Another barrier to mental healthcare for healthcare workers that is often overlooked is the stigma behind seeking help. Healthcare workers often report feeling that others will see them as weak or incapable of doing their job if they admit to asking for help with their emotional state. Healthcare workers are often more focused on taking care of others, rather than themselves. This culture has been intensified throughout the pandemic as healthcare workers have been overworked on the frontlines. The Emotional PPE Project breaks down this stigma by making mental healthcare more accessible without having to go through a plethora of people to get necessary help. 

While healthcare workers are starting to see the light at the end of the tunnel, mental healthcare accessibility does not stop here.
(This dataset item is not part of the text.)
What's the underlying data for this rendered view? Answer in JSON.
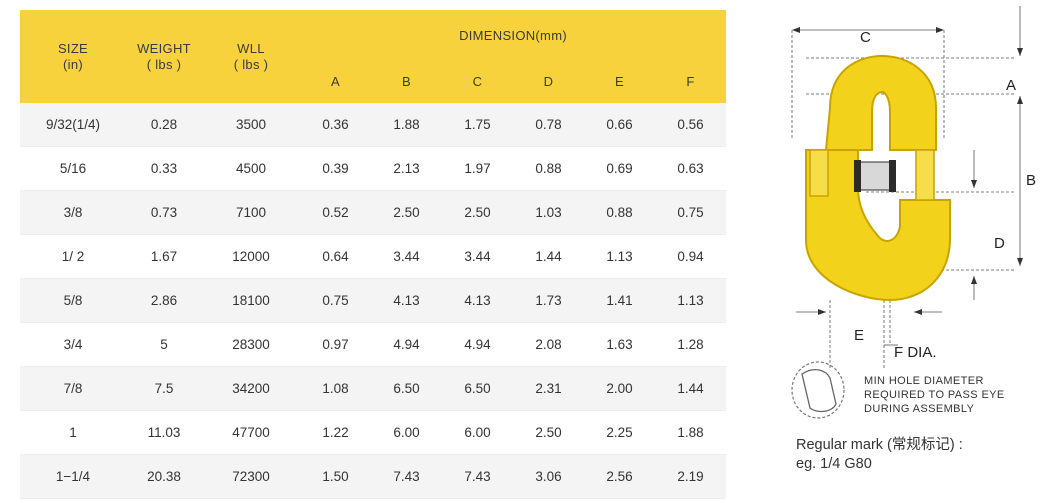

Based on previous crises such  9/11, Ebola, and AIDS, we know that front line responders ask for help at increasing rates months after the crisis occurs. Readjusting to normalcy requires an immense amount of mental strength and fortitude from healthcare workers, and they deserve the proper help to guide them through these future challenges. The Emotional PPE Project is committed to providing help for healthcare workers who have been traumatized by these events, even after COVID-19 ceases to be a pandemic.

As the Emotional PPE Project continues to grow, they urge any healthcare worker or mental health practitioner to use their services. If you are in a healthcare-related job and have been affected by the COVID-19 crisis, you are welcome to contact their practitioners in their comprehensive directory. If you are interested in volunteering and are a licensed mental health practitioner in at least one US state or territory, you may sign up at the practitioner sign up page. The Emotional PPE Project does not collect any personal data and is committed to protecting the privacy of healthcare workers in need. 

Healthcare workers deserve more accessibility to proper mental healthcare, and the barriers they face need to be broken as they start to adjust to life after the pandemic. Heroes Health would like to thank the Emotional PPE Project team for all the important work they have done and would like to continue to encourage healthcare workers to take care of themselves even as this pandemic starts to subside.